Ayhan Demir İletişim: [email protected]

Batı Trakya’da, Gümülcine’de, Sedat Mollaisa ve arkadaşlarının kurduğu, Batı Trakya Beşiktaş Spor ve Kültür Derneği var. 

Bir taraftar derneğinin logosunda, kulübün armasının olmasından daha doğal bir şey olamaz. Hele de bu dernek bir AB ülkesindeyse...

Gelin görün ki konu Yunanistan olduğunda, Türk ifadesi ve ay yıldız bulunan her şeye gösterilen tepki, Beşiktaş taraftar derneğinden de esirgenmiyor. Dernek logosunda, ay yıldızlı kulüp arması yerine, kartal ve Batı Trakya haritası var.  
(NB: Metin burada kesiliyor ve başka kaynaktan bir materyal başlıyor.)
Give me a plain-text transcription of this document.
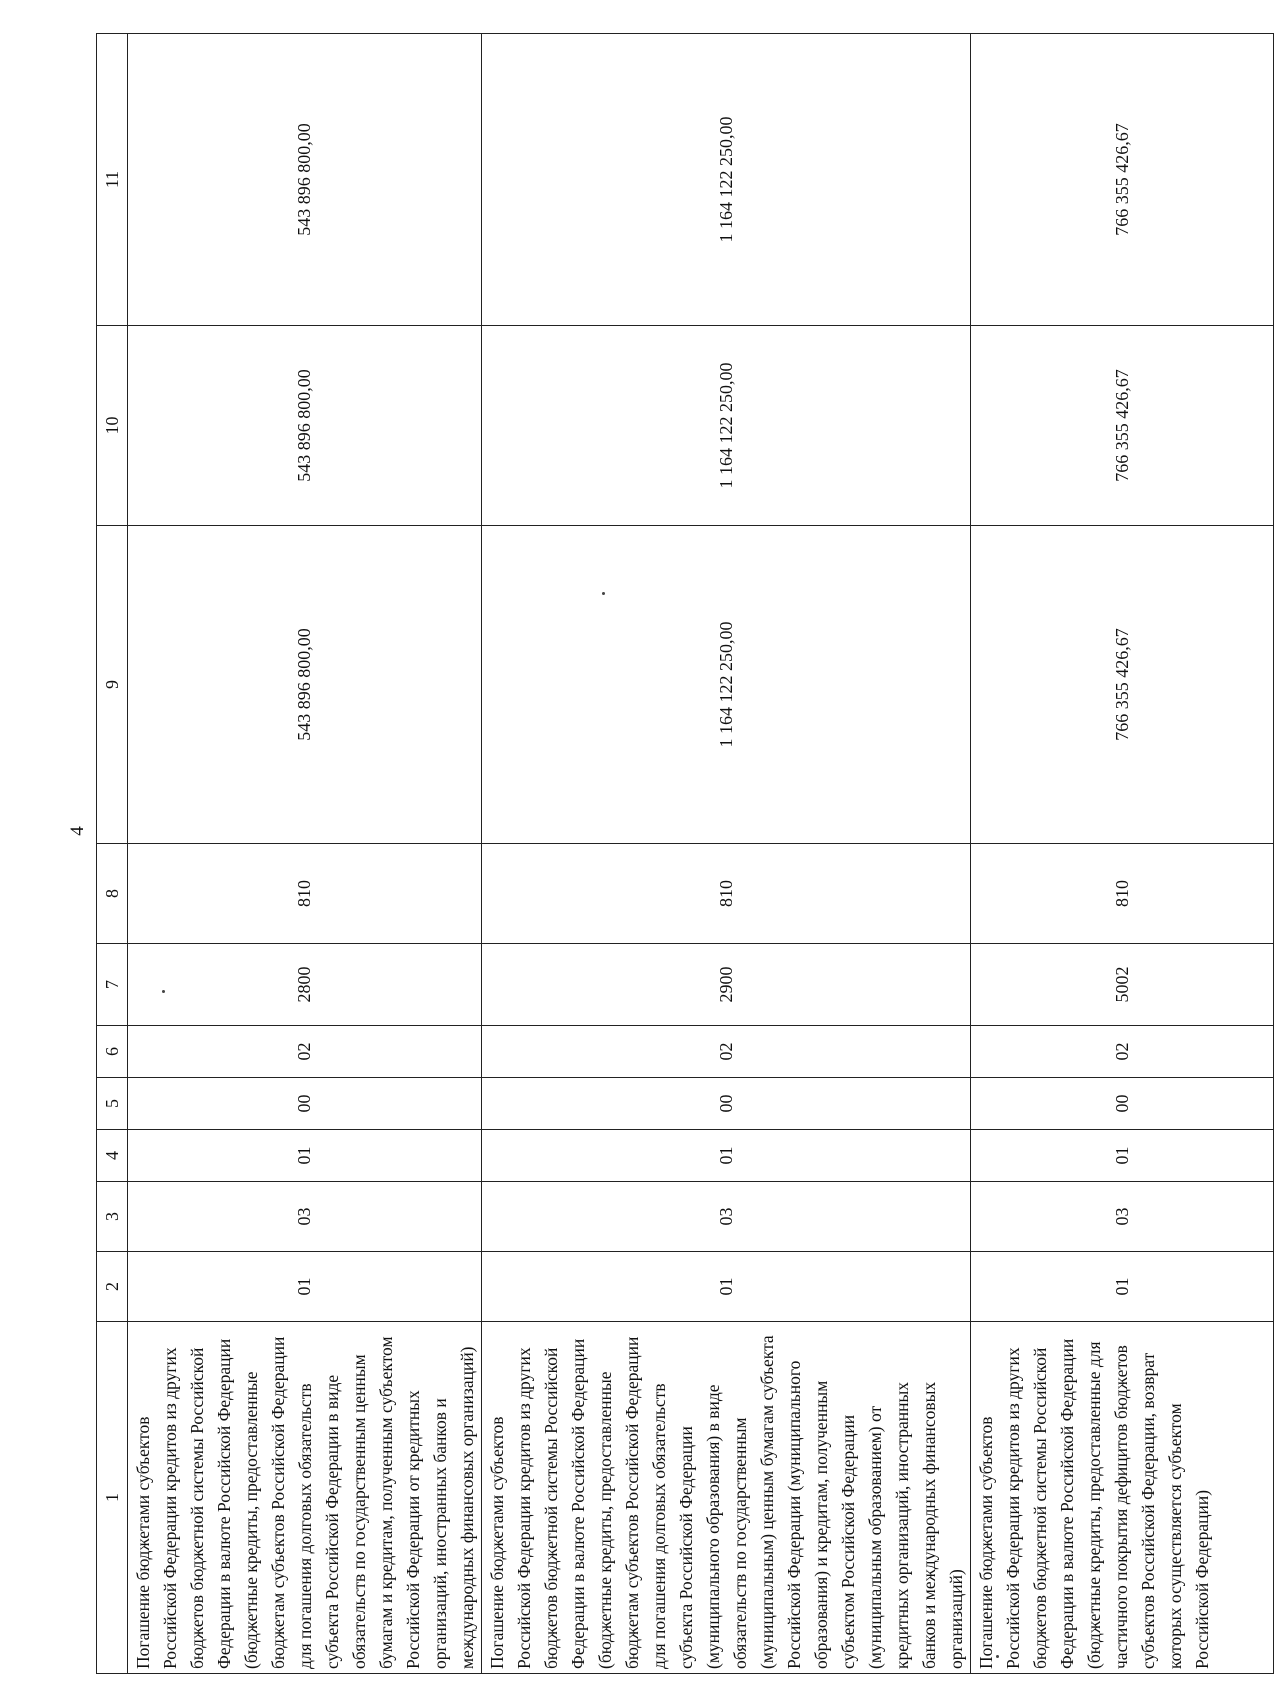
4
1	2	3	4	5	6	7	8	9	10	11
Погашение бюджетами субъектов Российской Федерации кредитов из других бюджетов бюджетной системы Российской Федерации в валюте Российской Федерации (бюджетные кредиты, предоставленные бюджетам субъектов Российской Федерации для погашения долговых обязательств субъекта Российской Федерации в виде обязательств по государственным ценным бумагам и кредитам, полученным субъектом Российской Федерации от кредитных организаций, иностранных банков и международных финансовых организаций)	01	03	01	00	02	2800	810	543 896 800,00	543 896 800,00	543 896 800,00
Погашение бюджетами субъектов Российской Федерации кредитов из других бюджетов бюджетной системы Российской Федерации в валюте Российской Федерации (бюджетные кредиты, предоставленные бюджетам субъектов Российской Федерации для погашения долговых обязательств субъекта Российской Федерации (муниципального образования) в виде обязательств по государственным (муниципальным) ценным бумагам субъекта Российской Федерации (муниципального образования) и кредитам, полученным субъектом Российской Федерации (муниципальным образованием) от кредитных организаций, иностранных банков и международных финансовых организаций)	01	03	01	00	02	2900	810	1 164 122 250,00	1 164 122 250,00	1 164 122 250,00
Погашение бюджетами субъектов Российской Федерации кредитов из других бюджетов бюджетной системы Российской Федерации в валюте Российской Федерации (бюджетные кредиты, предоставленные для частичного покрытия дефицитов бюджетов субъектов Российской Федерации, возврат которых осуществляется субъектом Российской Федерации)	01	03	01	00	02	5002	810	766 355 426,67	766 355 426,67	766 355 426,67
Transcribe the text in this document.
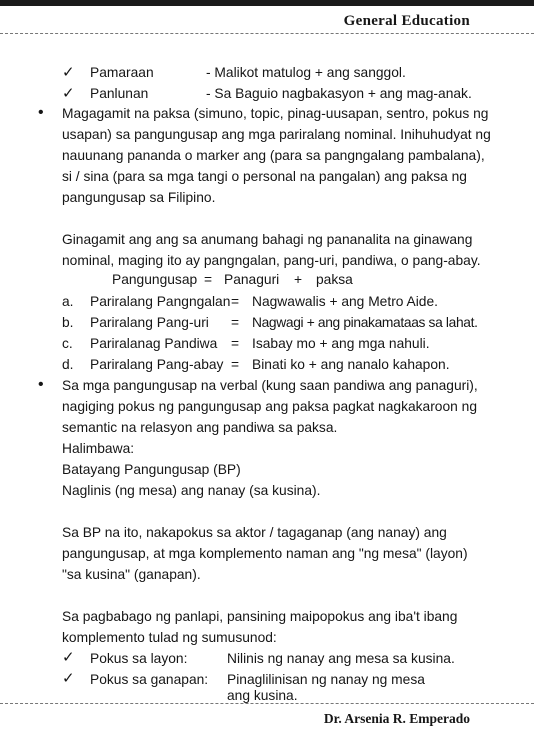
General Education
✓ Pamaraan	- Malikot matulog + ang sanggol.
✓ Panlunan	- Sa Baguio nagbakasyon + ang mag-anak.
• Magagamit na paksa (simuno, topic, pinag-uusapan, sentro, pokus ng
usapan) sa pangungusap ang mga pariralang nominal. Inihuhudyat ng
nauunang pananda o marker ang (para sa pangngalang pambalana),
si / sina (para sa mga tangi o personal na pangalan) ang paksa ng
pangungusap sa Filipino.
Ginagamit ang ang sa anumang bahagi ng pananalita na ginawang
nominal, maging ito ay pangngalan, pang-uri, pandiwa, o pang-abay.
Pangungusap = Panaguri + paksa
a. Pariralang Pangngalan = Nagwawalis + ang Metro Aide.
b. Pariralang Pang-uri = Nagwagi + ang pinakamataas sa lahat.
c. Pariralanag Pandiwa = Isabay mo + ang mga nahuli.
d. Pariralang Pang-abay = Binati ko + ang nanalo kahapon.
• Sa mga pangungusap na verbal (kung saan pandiwa ang panaguri),
nagiging pokus ng pangungusap ang paksa pagkat nagkakaroon ng
semantic na relasyon ang pandiwa sa paksa.
Halimbawa:
Batayang Pangungusap (BP)
Naglinis (ng mesa) ang nanay (sa kusina).
Sa BP na ito, nakapokus sa aktor / tagaganap (ang nanay) ang
pangungusap, at mga komplemento naman ang "ng mesa" (layon)
"sa kusina" (ganapan).
Sa pagbabago ng panlapi, pansining maipopokus ang iba't ibang
komplemento tulad ng sumusunod:
✓ Pokus sa layon:	Nilinis ng nanay ang mesa sa kusina.
✓ Pokus sa ganapan: Pinaglilinisan ng nanay ng mesa
ang kusina.
Dr. Arsenia R. Emperado
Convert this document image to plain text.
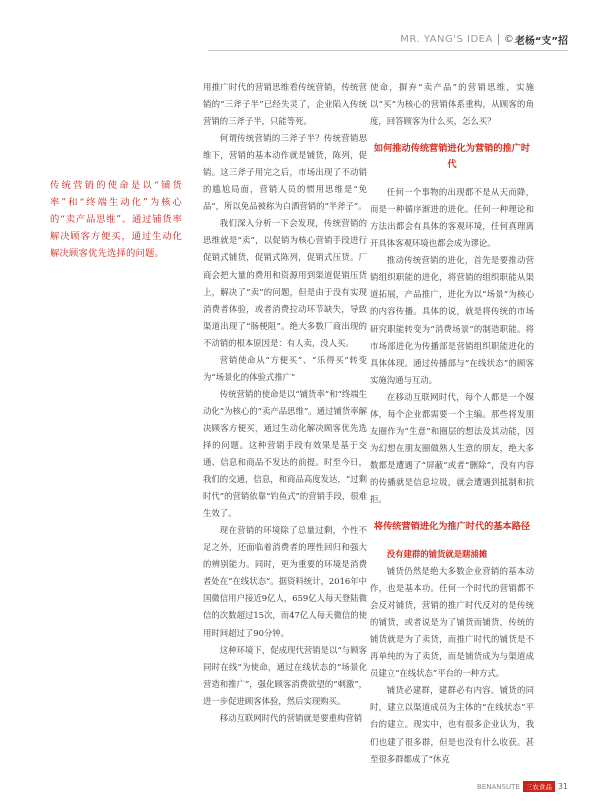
MR. YANG'S IDEA © 老杨“支”招
传统营销的使命是以“铺货率”和“终端生动化”为核心的“卖产品思维”。通过铺货率解决顾客方便买，通过生动化解决顾客优先选择的问题。

用推广时代的营销思维看传统营销，传统营销的“三斧子半”已经失灵了，企业陷入传统营销的三斧子半，只能等死。

何谓传统营销的三斧子半？传统营销思维下，营销的基本动作就是铺货，陈列，促销。这三斧子用完之后，市场出现了不动销的尴尬局面，营销人员的惯用思维是“免品”，所以免品被称为白酒营销的“半斧子”。

我们深入分析一下会发现，传统营销的思维就是“卖”，以促销为核心营销手段进行促销式铺货，促销式陈列，促销式压货。厂商会把大量的费用和资源用到渠道促销压货上，解决了“卖”的问题，但是由于没有实现消费者体验，或者消费拉动环节缺失，导致渠道出现了“肠梗阻”。绝大多数厂商出现的不动销的根本原因是：有人卖，没人买。

营销使命从“方便买”、“乐得买”转变为“场景化的体验式推广”

传统营销的使命是以“铺货率”和“终端生动化”为核心的“卖产品思维”。通过铺货率解决顾客方便买，通过生动化解决顾客优先选择的问题。这种营销手段有效果是基于交通、信息和商品不发达的前提。时至今日，我们的交通，信息，和商品高度发达，“过剩时代”的营销依靠“钓鱼式”的营销手段，很难生效了。

现在营销的环境除了总量过剩，个性不足之外，还面临着消费者的理性回归和强大的辨别能力。同时，更为重要的环境是消费者处在“在线状态”。据资料统计，2016年中国微信用户接近9亿人，659亿人每天登陆微信的次数超过15次，而47亿人每天微信的使用时间超过了90分钟。

这种环境下，促成现代营销是以“与顾客同时在线”为使命，通过在线状态的“场景化营造和推广”，强化顾客消费欲望的“刺激”，进一步促进顾客体验，然后实现购买。

移动互联网时代的营销就是要重构营销

使命，摒弃“卖产品”的营销思维，实施以“买”为核心的营销体系重构，从顾客的角度，回答顾客为什么买，怎么买？

如何推动传统营销进化为营销的推广时代

任何一个事物的出现都不是从天而降，而是一种循序渐进的进化。任何一种理论和方法出都会有具体的客观环境，任何真理离开具体客观环境也都会成为谬论。

推动传统营销的进化，首先是要推动营销组织职能的进化，将营销的组织职能从渠道拓展，产品推广，进化为以“场景”为核心的内容传播。具体的说，就是将传统的市场研究职能转变为“消费场景”的制造职能。将市场部进化为传播部是营销组织职能进化的具体体现。通过传播部与“在线状态”的顾客实施沟通与互动。

在移动互联网时代，每个人都是一个媒体，每个企业都需要一个主编。那些将发朋友圈作为“生意”和圈层的想法及其动能，因为幻想在朋友圈做熟人生意的朋友，绝大多数都是遭遇了“屏蔽”或者“删除”，没有内容的传播就是信息垃圾，就会遭遇到抵制和抗拒。

将传统营销进化为推广时代的基本路径
没有建群的铺货就是瞎浦摊

铺货仍然是绝大多数企业营销的基本动作，也是基本功。任何一个时代的营销都不会反对铺货，营销的推广时代反对的是传统的铺货，或者说是为了铺货而铺货，传统的铺货就是为了卖货，而推广时代的铺货是不再单纯的为了卖货，而是铺货成为与渠道成员建立“在线状态”平台的一种方式。

铺货必建群，建群必有内容。铺货的同时，建立以渠道成员为主体的“在线状态”平台的建立。现实中，也有很多企业认为，我们也建了很多群，但是也没有什么收获。甚至很多群都成了“休克

BENANSUTE 三农食品 31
Aslında mesele sadece ay yıldızdan ibaret değil. Beşiktaş’a yönelik olumsuz tutumunun perde arkasında, Fuat Balkan ve onun icraatları da var.  

Fuat Balkan, Beşiktaş Spor Kulübü’nün gerçek anlamda kurucusudur. Kulübün sicil defterindeki bir numaralı üyedir. Beşiktaş’ta üç dönem başkanlık yapmıştır.

Gelelim, Fuat Balkan’ın icraatlarına...

Fuat Balkan, 31 Mart 1909’daki siyasi olaylardan sonra Hareket Ordusu’yla, Edirne’den İstanbul’a gelir. İyi bir eskrim hocası olan Fuat Bey, Bereket Jimnastik Kulübü ile ilgilenir. Çevresine gençler toparlayarak, Ihlamur’daki evini kulüp merkezi haline getirir. Ardından kulübün adını Beşiktaş Osmanlı Jimnastik Kulübü olarak değiştirir. Kısa sürede jimnastik, güreş, boks, eskrim ve atletizmin ön planda olduğu güçlü bir spor kulübü meydana gelir. 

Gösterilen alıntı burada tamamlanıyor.